The state now will require all prisoners serve at least 61 days before they can earn such credit, the governor said at a news conference in Chicago. The Illinois Department of Corrections also will provide prosecutors with at least 14 days notice before a prisoner can be released.

Quinn said he did not approve the early release program and thought it was “bad judgment.” The governor put the blame on Michael Randle, his prisons chief, but said he would not fire Randle.

“I intend to keep Michael Randle as director of corrections,” Quinn said. “I have told him in no uncertain terms that this was a big mistake and I am very disappointed that this occurred.”

Quinn also sought to place much of the blame on the state’s budget woes, saying Randle implemented the program as a cost-savings measure after lawmakers refused to pass an income tax increase.

But Randle said it was his responsibility to make sure budget cuts were carried out according to Quinn’s order that public safety not be compromised.

“There were mistakes made in judgment and the planning,” Randle said. “It was not implemented the way that the governor had directed, and for that, as director of this agency, I take responsibility.”

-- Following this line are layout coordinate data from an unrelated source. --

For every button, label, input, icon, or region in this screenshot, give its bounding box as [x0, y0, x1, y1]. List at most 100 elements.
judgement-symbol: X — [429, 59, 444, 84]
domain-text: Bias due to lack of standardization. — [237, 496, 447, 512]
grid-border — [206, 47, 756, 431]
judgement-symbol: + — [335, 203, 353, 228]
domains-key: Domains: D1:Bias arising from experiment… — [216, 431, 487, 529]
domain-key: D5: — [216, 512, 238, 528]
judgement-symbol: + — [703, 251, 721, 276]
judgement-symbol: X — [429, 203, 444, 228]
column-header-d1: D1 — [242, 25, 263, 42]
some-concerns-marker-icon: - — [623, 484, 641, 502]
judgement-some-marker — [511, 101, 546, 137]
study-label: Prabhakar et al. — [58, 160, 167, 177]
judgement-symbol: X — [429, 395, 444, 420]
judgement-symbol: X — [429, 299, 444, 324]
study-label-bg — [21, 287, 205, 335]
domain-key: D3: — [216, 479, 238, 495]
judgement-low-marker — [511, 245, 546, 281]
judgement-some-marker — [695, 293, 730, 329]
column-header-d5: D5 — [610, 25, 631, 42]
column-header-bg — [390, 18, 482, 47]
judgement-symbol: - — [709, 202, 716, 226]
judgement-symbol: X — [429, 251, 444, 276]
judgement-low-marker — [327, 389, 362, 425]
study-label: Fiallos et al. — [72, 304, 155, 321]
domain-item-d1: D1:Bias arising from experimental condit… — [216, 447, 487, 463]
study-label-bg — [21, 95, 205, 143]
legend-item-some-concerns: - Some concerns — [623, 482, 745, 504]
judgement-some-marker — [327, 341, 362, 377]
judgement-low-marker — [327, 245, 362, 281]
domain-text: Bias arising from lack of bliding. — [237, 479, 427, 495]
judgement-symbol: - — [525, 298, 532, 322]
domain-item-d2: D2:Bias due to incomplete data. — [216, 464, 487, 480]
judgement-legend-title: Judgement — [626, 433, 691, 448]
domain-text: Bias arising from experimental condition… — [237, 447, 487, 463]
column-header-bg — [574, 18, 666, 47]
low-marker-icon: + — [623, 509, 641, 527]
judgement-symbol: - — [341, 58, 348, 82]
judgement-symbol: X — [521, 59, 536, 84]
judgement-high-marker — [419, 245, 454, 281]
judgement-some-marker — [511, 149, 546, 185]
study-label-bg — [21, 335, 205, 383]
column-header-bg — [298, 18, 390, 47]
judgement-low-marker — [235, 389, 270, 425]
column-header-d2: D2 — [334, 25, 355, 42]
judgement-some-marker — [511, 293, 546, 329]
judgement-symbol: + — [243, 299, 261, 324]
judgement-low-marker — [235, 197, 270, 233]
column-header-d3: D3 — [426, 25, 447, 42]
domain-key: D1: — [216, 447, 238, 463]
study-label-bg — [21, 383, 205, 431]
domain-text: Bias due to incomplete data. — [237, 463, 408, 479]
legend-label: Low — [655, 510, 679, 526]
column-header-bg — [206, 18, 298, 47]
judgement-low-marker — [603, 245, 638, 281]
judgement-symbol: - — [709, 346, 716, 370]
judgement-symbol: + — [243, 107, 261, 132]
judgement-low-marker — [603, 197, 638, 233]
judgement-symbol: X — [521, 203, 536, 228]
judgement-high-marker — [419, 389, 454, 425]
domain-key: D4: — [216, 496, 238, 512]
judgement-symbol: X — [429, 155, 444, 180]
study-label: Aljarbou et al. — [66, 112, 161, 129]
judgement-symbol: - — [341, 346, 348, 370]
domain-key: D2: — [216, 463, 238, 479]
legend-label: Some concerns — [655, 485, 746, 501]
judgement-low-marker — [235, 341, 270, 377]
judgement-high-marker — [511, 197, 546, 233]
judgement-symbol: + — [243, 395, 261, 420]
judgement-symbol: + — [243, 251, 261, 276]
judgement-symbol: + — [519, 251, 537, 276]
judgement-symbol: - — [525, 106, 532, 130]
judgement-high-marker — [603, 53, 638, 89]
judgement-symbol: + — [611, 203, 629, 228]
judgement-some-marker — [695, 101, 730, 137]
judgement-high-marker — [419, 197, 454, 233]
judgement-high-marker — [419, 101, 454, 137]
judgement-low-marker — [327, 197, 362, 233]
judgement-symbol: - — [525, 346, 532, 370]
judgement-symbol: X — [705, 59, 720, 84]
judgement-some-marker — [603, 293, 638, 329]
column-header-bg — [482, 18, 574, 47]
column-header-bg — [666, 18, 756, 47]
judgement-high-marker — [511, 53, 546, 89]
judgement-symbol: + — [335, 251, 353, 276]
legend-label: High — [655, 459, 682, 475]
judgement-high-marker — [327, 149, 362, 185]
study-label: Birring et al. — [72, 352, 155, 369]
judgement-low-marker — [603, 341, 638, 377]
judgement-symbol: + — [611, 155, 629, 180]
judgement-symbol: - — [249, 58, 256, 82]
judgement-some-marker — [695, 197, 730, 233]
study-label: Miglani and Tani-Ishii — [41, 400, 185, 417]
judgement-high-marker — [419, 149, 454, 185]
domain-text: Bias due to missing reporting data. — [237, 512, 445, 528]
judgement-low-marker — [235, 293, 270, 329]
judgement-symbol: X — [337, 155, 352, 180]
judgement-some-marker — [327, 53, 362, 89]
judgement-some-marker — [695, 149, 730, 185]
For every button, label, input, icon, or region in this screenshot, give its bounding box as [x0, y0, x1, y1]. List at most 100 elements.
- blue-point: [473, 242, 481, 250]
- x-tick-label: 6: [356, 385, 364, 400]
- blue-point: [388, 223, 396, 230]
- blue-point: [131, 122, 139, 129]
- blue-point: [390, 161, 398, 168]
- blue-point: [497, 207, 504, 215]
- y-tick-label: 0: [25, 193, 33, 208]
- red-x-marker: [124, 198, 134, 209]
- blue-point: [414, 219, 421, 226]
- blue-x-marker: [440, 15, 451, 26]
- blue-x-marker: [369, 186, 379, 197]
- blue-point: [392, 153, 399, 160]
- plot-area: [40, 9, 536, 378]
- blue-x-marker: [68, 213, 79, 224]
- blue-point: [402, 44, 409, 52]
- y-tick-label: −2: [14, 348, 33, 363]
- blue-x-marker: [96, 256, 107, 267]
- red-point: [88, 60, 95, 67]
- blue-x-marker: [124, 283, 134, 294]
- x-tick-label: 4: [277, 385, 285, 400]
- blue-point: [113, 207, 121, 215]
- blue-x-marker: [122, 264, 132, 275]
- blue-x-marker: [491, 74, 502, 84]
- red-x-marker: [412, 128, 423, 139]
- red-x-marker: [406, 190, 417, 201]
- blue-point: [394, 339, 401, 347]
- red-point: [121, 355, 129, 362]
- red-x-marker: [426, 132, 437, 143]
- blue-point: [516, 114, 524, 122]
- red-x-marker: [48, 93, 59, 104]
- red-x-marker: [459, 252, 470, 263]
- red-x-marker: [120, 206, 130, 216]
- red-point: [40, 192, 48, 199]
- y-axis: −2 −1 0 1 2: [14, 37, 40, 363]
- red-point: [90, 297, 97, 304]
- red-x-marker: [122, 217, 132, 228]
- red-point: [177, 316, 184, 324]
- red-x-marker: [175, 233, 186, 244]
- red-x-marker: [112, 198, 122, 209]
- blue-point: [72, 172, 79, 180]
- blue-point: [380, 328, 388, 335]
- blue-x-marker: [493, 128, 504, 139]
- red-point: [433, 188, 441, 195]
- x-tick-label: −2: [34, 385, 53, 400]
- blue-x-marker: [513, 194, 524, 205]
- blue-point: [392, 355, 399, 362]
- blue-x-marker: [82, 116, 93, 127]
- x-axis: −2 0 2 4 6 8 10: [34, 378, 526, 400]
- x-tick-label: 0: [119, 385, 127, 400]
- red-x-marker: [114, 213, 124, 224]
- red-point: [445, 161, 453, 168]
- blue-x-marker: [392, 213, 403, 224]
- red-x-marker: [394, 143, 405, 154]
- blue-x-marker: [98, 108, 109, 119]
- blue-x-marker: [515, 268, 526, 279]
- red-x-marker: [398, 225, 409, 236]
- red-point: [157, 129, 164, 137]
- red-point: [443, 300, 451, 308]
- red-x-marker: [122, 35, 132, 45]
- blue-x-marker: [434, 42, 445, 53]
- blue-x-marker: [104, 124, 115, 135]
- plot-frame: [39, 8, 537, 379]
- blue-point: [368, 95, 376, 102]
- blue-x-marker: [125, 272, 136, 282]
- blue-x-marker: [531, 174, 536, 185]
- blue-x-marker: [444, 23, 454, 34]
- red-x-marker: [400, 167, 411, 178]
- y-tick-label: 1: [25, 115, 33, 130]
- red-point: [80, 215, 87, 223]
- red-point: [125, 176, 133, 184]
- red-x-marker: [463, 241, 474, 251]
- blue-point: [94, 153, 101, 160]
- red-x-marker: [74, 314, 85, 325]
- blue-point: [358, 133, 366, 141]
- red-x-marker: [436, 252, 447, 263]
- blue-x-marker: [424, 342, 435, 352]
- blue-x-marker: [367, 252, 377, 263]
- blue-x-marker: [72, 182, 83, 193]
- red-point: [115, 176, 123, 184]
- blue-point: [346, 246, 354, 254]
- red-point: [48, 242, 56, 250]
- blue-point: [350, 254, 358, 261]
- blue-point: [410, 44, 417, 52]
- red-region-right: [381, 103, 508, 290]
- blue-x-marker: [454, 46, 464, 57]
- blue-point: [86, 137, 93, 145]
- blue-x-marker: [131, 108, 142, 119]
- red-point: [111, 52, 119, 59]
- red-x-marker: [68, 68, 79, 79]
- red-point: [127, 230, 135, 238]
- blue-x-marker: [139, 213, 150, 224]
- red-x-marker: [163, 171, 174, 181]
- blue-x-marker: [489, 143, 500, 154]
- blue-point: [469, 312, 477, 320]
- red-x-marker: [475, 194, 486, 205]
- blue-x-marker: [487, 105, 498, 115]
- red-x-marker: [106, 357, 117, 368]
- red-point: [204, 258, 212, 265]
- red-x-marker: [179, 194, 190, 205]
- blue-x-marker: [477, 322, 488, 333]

Of the 1,718 inmates who were released under the program, 56 have returned to prison. Of those, 48 violated parole terms and eight were arrested for new offenses, Quinn said today. Six were arrested for retail theft or drug offenses, one for drunk driving and one for domestic assault.The prisons agency this afternoon released a list of the prisoners who were released. You can view that list by clicking here.

The announcement came less than two weeks after Quinn picked a former judge to head up a review of the program in which hundreds of inmates were released early after they were awarded behavior credit, sometimes within weeks of arriving at prison.

Quinn named David Erickson, a senior lecturer at Chicago-Kent College of Law, to lead an evaluation of the program. Quinn suspended the program earlier this month following a news report that found some inmates with past convictions for drunken driving, battery and weapons violations spent just a few weeks behind state bars before being released. Many of the inmates also had served time in county jails.

Quinn has tried to ease concerns about the program by repeatedly stating his number one priority is public safety, but his Democratic primary challenger, Comproller Dan Hynes, has seized on the issue to question Quinn’s judgment and leadership.

Under the state program, dubbed “meritorious good time” release, Randle had the discretion to grant any inmate 90 days’ worth of credit bashed on their behavior while behind bars. An Associated Press report found hundreds of inmates were given this good-conduct credit immediately upon entering prison.